Pregnancy Outcome Following Prenatal Exposure to Triptan Medications: A Meta-analysis

Alexander Marchenko, MD; Fatma Etwel, MSc; Olukayode Olutunfese, MD; Cheri Nickel, BSW; Gideon Koren, MD; Irena Nulman, MD


Headache. 2015;55(4):490-501. 

In This Article

Abstract and Introduction


Background. Migraine is a common disorder among women of childbearing age. Triptan medications are effective and commonly used to treat migraines in pregnancy. However, the reproductive safety of this group of drugs has not yet been confirmed. The aim of this study was to determine the reproductive safety of triptan medications by performing a literature review and a meta-analysis.

Methods. Available publications regarding pregnancy outcomes following prenatal exposure to triptans from 1991 to 2013 were identified and reviewed according to the inclusion criteria. A random-effects meta-analysis model was implemented to combine the available pregnancy outcome data for the exposed and comparison groups.

Results. One case–control study and 5 cohort studies met the inclusion criteria. The included studies provided information on duration of gestation, major congenital malformations, and spontaneous abortions of infants following prenatal triptan exposure. The 6 studies included 4208 infants of women who used sumatriptan or other triptan medications, and 1,466,994 children of women who did not use triptans during pregnancy. No significant increases in rates for major congenital malformations (MCMs), prematurity, or spontaneous abortions were found when comparing the triptan-exposed group to the migraine – no triptans control group (odds ratio [OR] = 0.84 [0.61–1.16]; OR = 0.90 [0.35–2.30]; OR = 1.27 [0.58–2.79], respectively). There were no increased rate of MCMs (OR = 1.18 [0.97–1.44]) or prematurity (OR = 1.16 (0.67–1.99) when the triptan-exposed group was compared with the healthy controls; however, there was a significant increase in the rates of spontaneous abortions (OR = 3.54 [2.24–5.59]). When the migraine no-triptan group was compared with healthy controls, a significant increase in the rates of MCMs was found (OR = 1.41 [1.11–1.80]).

Conclusion. The use of triptans during pregnancy does not appear to increase the rates for MCMs or prematurity. The increased rates of spontaneous abortions in the triptan-exposed group and the increased rates of MCM in the migraine no-triptan group require further research.


Migraine headaches are prevalent in the general population, affecting 16–21%; they are 3 times more common in women than in men, clustering between ages of 25 and 45 years.[1,2]]

This epidemiologic profile corresponds to women of childbearing age, and the lack of knowledge on reproductive safety of antimigraine medications may represent a significant health concern. Due to the high rate of unplanned and late-diagnosed pregnancies, prenatal exposure to this group of drugs is often unavoidable.[3]
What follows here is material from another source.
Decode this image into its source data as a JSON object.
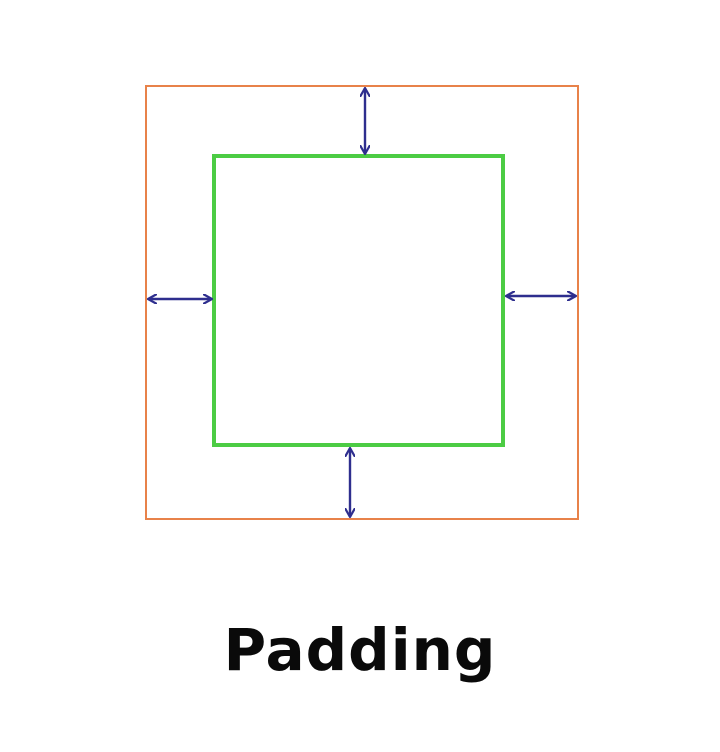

Although about 25% of migraines may be attenuated during pregnancy, the pregnancy hormonal alterations may exacerbate more severe migraine attacks; these migraines may then require pharmacotherapy during pregnancy, including the first trimester: a critical window for embryogenesis.[4–8] Triptans, serotonin 5-hydroxytryptamine agonists, have a well-established efficacy in treating migraine pain. Considering that triptans readily cross the placenta[9] and may have the potential to interfere with fetal development, thus creating a conflict between maternal disease control and fetal teratogenicity, their reproductive safety is essential to study. Furthermore, it is important to separate the effects of triptans from the effects of maternal migraine on fetal and pregnancy outcomes.

Effects of maternal migraine itself on pregnancy outcomes are poorly studied and inconclusive. Some studies have found some association with migraines and increased rates of MCMs;[10] however, others did not find any differences in rates of MCMs, pregnancy duration, and neonatal birth weight[11] when compared with controls.

Sumatriptan was the first triptan proven effective in patients with limited or no response to non-narcotic analgesics.[12,13] A literature review in 1998 warned physicians against the use of triptans during pregnancy;[5] however, a more recent review of available data[14] found no evidence of sumatriptan teratogenicity. The evidence surrounding prenatal safety profiles of triptans is inconclusive because of methodological limitations and limited power of existing studies.[15–17] Emphasizing the absence of adequate or well-controlled studies in pregnant women, sumatriptan received a Food and Drug Administration (FDA)-approved labeling of Pregnancy Category C (animal reproduction studies have shown an adverse effect on the fetus and there are no adequate and well-controlled studies in humans, but potential benefits may warrant use of the drug in pregnant women despite potential risks).[18]

The objective of the present meta-analysis is to study pregnancy outcomes of women prenatally exposed to triptans, aiming to compare these outcomes to comparison groups in order to define the reproductive safety of triptans.